Data
I have a "tall" dataset with with repeated observations through time at the unit level, but the intervals are irregular. There are 4e6 observations, so I'd like to keep the solution in data.table.
library(data.table)
d <- data.frame(let = rep(LETTERS[1:10], times = 2),
num = rep(c(2001,2002), each = 10),
vals = 1:20,
lagNum = c(rep(c(NA, 2002), times = 5), rep(NA, 10))
) # there are missing values in the object
d[c(1:5, 16:20),]
## let num vals lagNum
## 1 A 2001 1 NA
## 2 B 2001 2 2002
## 3 C 2001 3 NA
## 4 D 2001 4 2002
## 5 E 2001 5 NA
## 16 F 2002 16 NA
## 17 G 2002 17 NA
## 18 H 2002 18 NA
## 19 I 2002 19 NA
## 20 J 2002 20 NA
If it helps to anchor the task in the real-world, the units are countries and the repeated observations are years in which the countries hold elections.
Goal
I would like to pass unit-values from vals_{unit, past} to vals_{unit, present}. In a sense, this feels like creating a wider dataset that :shuffles: the tall observations that reoccur in the present into a wider data.table.
I already know this isn't a case for zoo or other time series applications; I figure this isn't any version of a reshape call either, but rather is a merge/join.
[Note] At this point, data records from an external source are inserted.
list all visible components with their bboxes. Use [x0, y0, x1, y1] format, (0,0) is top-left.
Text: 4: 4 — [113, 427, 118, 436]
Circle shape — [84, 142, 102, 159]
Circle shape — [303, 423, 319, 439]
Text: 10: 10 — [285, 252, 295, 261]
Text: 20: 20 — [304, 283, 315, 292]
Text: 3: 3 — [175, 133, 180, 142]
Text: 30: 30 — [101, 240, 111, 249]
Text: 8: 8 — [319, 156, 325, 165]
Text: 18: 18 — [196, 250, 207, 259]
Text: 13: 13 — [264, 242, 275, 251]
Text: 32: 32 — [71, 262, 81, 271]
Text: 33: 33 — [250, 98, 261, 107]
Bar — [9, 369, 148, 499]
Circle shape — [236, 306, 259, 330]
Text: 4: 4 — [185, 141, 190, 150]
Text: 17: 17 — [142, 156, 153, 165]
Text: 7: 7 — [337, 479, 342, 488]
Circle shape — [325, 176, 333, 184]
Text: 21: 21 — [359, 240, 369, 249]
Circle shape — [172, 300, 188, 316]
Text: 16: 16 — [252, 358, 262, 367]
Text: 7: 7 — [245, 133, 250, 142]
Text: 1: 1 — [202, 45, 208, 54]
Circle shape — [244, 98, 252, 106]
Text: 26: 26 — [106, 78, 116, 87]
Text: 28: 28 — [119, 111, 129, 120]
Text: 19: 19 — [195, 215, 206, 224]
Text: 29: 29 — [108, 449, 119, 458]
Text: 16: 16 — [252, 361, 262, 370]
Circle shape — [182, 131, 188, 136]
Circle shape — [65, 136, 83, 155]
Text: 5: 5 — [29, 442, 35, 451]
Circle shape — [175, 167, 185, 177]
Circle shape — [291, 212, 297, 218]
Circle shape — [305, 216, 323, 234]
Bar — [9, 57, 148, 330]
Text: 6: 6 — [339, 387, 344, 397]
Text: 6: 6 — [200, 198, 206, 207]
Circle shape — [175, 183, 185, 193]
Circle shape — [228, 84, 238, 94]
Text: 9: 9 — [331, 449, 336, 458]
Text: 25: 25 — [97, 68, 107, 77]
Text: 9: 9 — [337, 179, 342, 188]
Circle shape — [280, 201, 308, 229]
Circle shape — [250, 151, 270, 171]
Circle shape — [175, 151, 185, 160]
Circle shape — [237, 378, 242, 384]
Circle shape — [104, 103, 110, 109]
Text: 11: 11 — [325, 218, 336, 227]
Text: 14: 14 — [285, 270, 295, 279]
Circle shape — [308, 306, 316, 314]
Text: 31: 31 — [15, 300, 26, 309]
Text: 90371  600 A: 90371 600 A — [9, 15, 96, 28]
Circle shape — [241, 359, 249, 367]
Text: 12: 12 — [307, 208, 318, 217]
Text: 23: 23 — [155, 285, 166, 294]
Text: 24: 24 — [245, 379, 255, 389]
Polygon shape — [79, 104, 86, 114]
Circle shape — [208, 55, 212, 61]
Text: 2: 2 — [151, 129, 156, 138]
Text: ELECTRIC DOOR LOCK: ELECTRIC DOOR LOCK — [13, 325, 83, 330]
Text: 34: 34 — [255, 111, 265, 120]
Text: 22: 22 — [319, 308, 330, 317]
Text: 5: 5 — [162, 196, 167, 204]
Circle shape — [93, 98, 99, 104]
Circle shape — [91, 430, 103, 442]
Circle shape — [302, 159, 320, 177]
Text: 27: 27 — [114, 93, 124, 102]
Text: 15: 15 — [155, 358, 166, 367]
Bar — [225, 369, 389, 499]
I also know that this response and this response are moving in the right direction, but aren't getting there.
Running this as a data.frame is pretty trivial:
dMerge <- merge(x = d[!(is.na(d$lagNum)), ],
y = d[, c("let", "num", "vals")],
by.x = c("let", "lagNum"),
by.y = c("let", "num")
)
dMerge
## let lagNum num vals.x vals.y
## 1 B 2002 2001 2 12
## 2 D 2002 2001 4 14
## 3 F 2002 2001 6 16
## 4 H 2002 2001 8 18
## 5 J 2002 2001 10 20
As data.table
My first thought was to duplicate the data.table and assign key values appropriately:
dat <- data.table(let = rep(LETTERS[1:10], times = 2),
num = rep(c(2001,2002), each = 10),
vals = 1:20,
lagNum = c(rep(c(NA, 2002), times = 5), rep(NA, 10))
)
setkeyv(dat, cols = c("let", "num"))
dat2 <- dat
setkeyv(dat2, cols = c("let", "lagNum"))
mDat <- merge(dat, dat2)
...and if this had worked I probably would have run with it. But it didn't, and it doesn't seem particularly 'data.table' to be wantonly duplicating data.